# Find area of the region under the curve y = 5 x^3 - 9 and above the x-axis, for 3 less than or...

## Question:

Find area of the region under the curve {eq}y = 5 x^3 - 9 {/eq} and above the x-axis, for {eq}\displaystyle 3 \le x \le 6 {/eq}.

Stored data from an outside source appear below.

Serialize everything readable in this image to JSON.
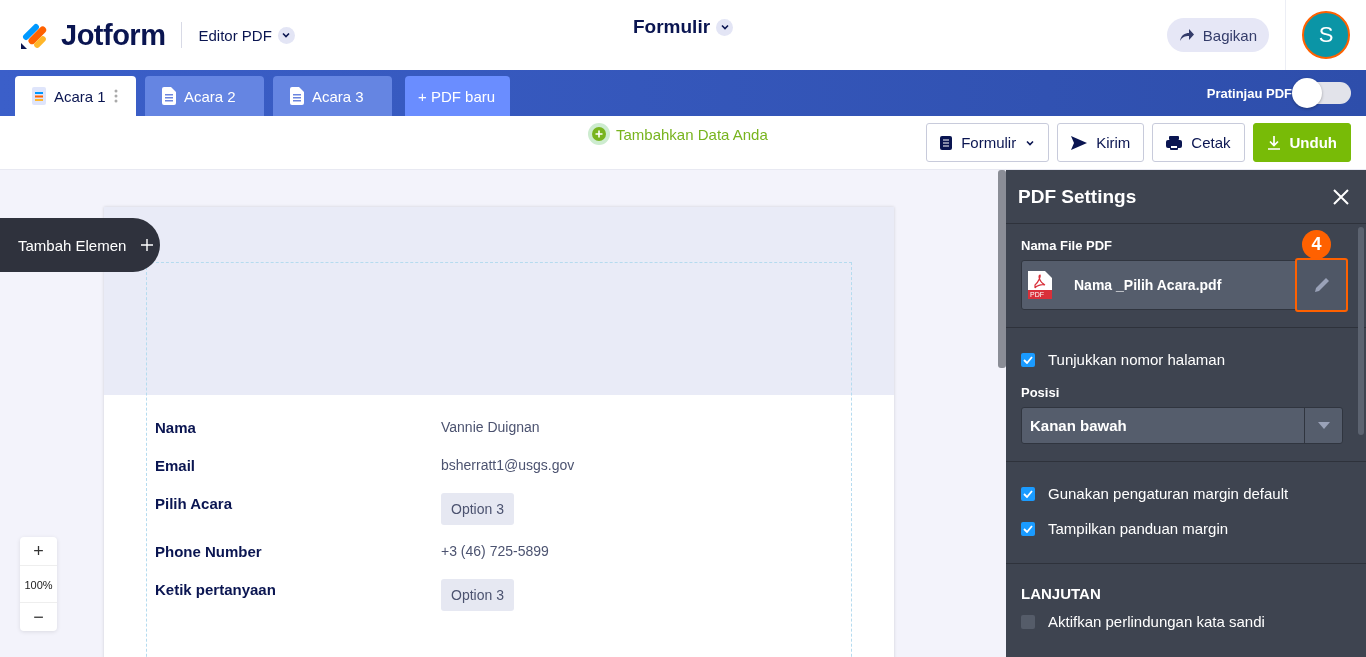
{
  "header": {
    "brand": "Jotform",
    "product": "Editor PDF",
    "title": "Formulir",
    "share_button": "Bagikan",
    "avatar": "S"
  },
  "tabs": [
    {
      "label": "Acara 1",
      "selected": true
    },
    {
      "label": "Acara 2",
      "selected": false
    },
    {
      "label": "Acara 3",
      "selected": false
    }
  ],
  "new_pdf_button": "+ PDF baru",
  "preview_toggle": {
    "label": "Pratinjau PDF",
    "on": false
  },
  "toolbar": {
    "add_data": "Tambahkan Data Anda",
    "buttons": [
      {
        "label": "Formulir",
        "kind": "dropdown"
      },
      {
        "label": "Kirim",
        "kind": "send"
      },
      {
        "label": "Cetak",
        "kind": "print"
      },
      {
        "label": "Unduh",
        "kind": "download"
      }
    ]
  },
  "add_element": "Tambah Elemen",
  "zoom": {
    "in": "+",
    "level": "100%",
    "out": "−"
  },
  "fields": [
    {
      "label": "Nama",
      "value": "Vannie Duignan",
      "kind": "text"
    },
    {
      "label": "Email",
      "value": "bsherratt1@usgs.gov",
      "kind": "text"
    },
    {
      "label": "Pilih Acara",
      "value": "Option 3",
      "kind": "option"
    },
    {
      "label": "Phone Number",
      "value": "+3 (46) 725-5899",
      "kind": "text"
    },
    {
      "label": "Ketik pertanyaan",
      "value": "Option 3",
      "kind": "option"
    }
  ],
  "settings_panel": {
    "title": "PDF Settings",
    "file_label": "Nama File PDF",
    "file_name": "Nama _Pilih Acara.pdf",
    "file_badge": "PDF",
    "annotation": "4",
    "page_number": {
      "label": "Tunjukkan nomor halaman",
      "checked": true
    },
    "position": {
      "label": "Posisi",
      "value": "Kanan bawah"
    },
    "margin_options": [
      {
        "label": "Gunakan pengaturan margin default",
        "checked": true
      },
      {
        "label": "Tampilkan panduan margin",
        "checked": true
      }
    ],
    "advanced_title": "LANJUTAN",
    "advanced_options": [
      {
        "label": "Aktifkan perlindungan kata sandi",
        "checked": false
      }
    ]
  }
}
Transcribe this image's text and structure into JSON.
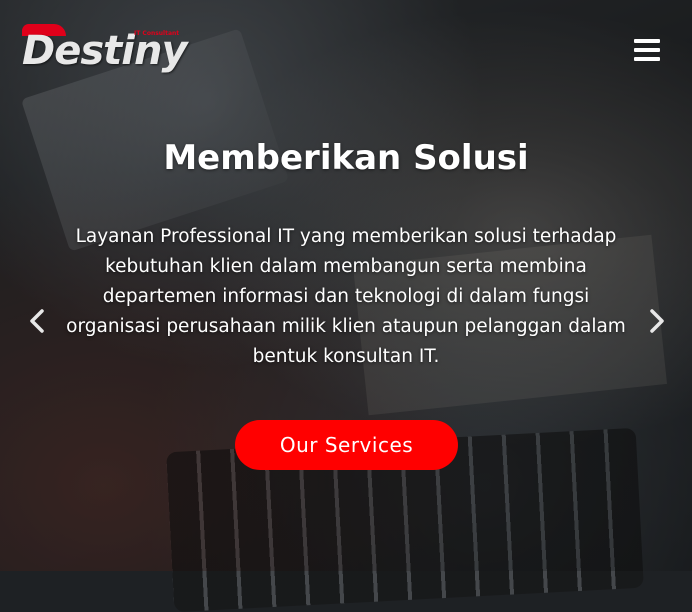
{
  "brand": {
    "name": "Destiny",
    "tagline": "IT Consultant"
  },
  "nav": {
    "menu_icon": "hamburger-menu-icon"
  },
  "hero": {
    "title": "Memberikan Solusi",
    "description": "Layanan Professional IT yang memberikan solusi terhadap kebutuhan klien dalam membangun serta membina departemen informasi dan teknologi di dalam fungsi organisasi perusahaan milik klien ataupun pelanggan dalam bentuk konsultan IT.",
    "cta_label": "Our Services",
    "prev_icon": "chevron-left-icon",
    "next_icon": "chevron-right-icon"
  },
  "colors": {
    "accent": "#ff0000",
    "text": "#ffffff"
  }
}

## The Definite Integral as Area Under a Curve:

If {eq}f(x) {/eq} is a continuous function for {eq}b \geq a {/eq}, the area of the region bounded by the function and {eq}x-axis {/eq} on the interval {eq}\left[a,b\right] {/eq} is

{eq}Area=\int_{a}^{b}f(x)dx {/eq}

Step 1. Set up the definite integral that is equivalent to the area under the curve and above the x-axis.

{eq}\begin{align} \displaystyle Area&=\int_{a}^{b}f(x)dx\\ &=\int_{3}^{6}\left(5x^{3}-9\right)\:dx\\ \\ \end{align} {/eq}

Step 2. Evaluate the integral.

{eq}\begin{align} \displaystyle \int_{3}^{6}\left(5x^{3}-9\right)\:dx&=\left[\frac{5}{4}x^{4}-9x\right]_{x=3}^{x=6}\\ &=\frac{5}{4}(6)^{4}-9(6)-\frac{5}{4}(3)^{4}+9(3)\\ &=\frac{5967}{4}\\ \\ \end{align} {/eq}

Therefore the area under the curve and above the x-axis is {eq}\displaystyle \frac{5967}{4} {/eq}.